Nobuyoshi Araki, ‘Painting Flower’, 2004/2014, Japan Society Live

Please note: After bidding closes on Artsy, bids on this piece will be transferred and executed at the live auction component of the Japan Society benefit auction on the evening of November 8th, 2017.

Courtesy of Taka Ishii Gallery

Among the most celebrated—and controversial—veterans of contemporary Japanese photography, Nobuyoshi Araki is also one of the most prolific, having produced over 450 photobooks in a career spanning five decades. With his signature work, Sentimental Journey (1971), focusing on the mundane and deeply personal aspects of his honeymoon with Yoko Aoki, he broke ground in the exploration of subjectivity and one’s own private life using the camera. Later series focused more explicitly on erotic themes, which has earned the artist international notoriety. Numerous other subjects recur in his work, such as pop culture and quotidian life in Tokyo, where he lives and works.

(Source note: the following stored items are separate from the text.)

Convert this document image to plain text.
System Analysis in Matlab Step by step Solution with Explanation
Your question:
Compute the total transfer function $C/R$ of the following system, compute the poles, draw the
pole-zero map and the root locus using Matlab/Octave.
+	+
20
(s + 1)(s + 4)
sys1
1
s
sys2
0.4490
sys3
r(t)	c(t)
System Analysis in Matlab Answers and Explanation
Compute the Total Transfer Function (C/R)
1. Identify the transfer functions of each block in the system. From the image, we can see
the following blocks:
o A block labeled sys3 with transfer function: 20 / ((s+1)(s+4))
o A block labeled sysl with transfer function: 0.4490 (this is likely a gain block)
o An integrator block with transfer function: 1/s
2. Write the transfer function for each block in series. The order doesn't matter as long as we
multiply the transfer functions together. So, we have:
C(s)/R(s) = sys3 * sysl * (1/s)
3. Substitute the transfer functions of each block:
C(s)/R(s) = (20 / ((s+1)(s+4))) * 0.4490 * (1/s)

Although most of Araki’s photography is shot in black-and-white, his Flowers series was produced in vivid color, and yet retains the offhand, eroticized sensibility for which he is best known.
Courtesy of Japan Society

Signature: Signed on verso

About Nobuyoshi Araki

Nobuyoshi Araki is a prolific photographer who has produced thousands of photographs over the course of his career. He became famous for “Un Voyage Sentimental” (1971), a series of photos depicting both banal and deeply intimate scenes of his wife during their honeymoon. A number of his works feature young women in sexualized situations: “Kinbaku”, a series from 1979, features 101 photographs of women in rope bondage. He typically works in black-and-white photography, and his hallmark style is deliberately casual. “Rather than shooting something that looks like a professional photograph, I want my work to feel intimate, like someone in the subject’s inner circle shot them,” he says. More recently, Araki has been working on a series titled “Faces of Japan” (2009-) in which the artist photographs 500 to 1,000 people in each of Japan’s prefectures.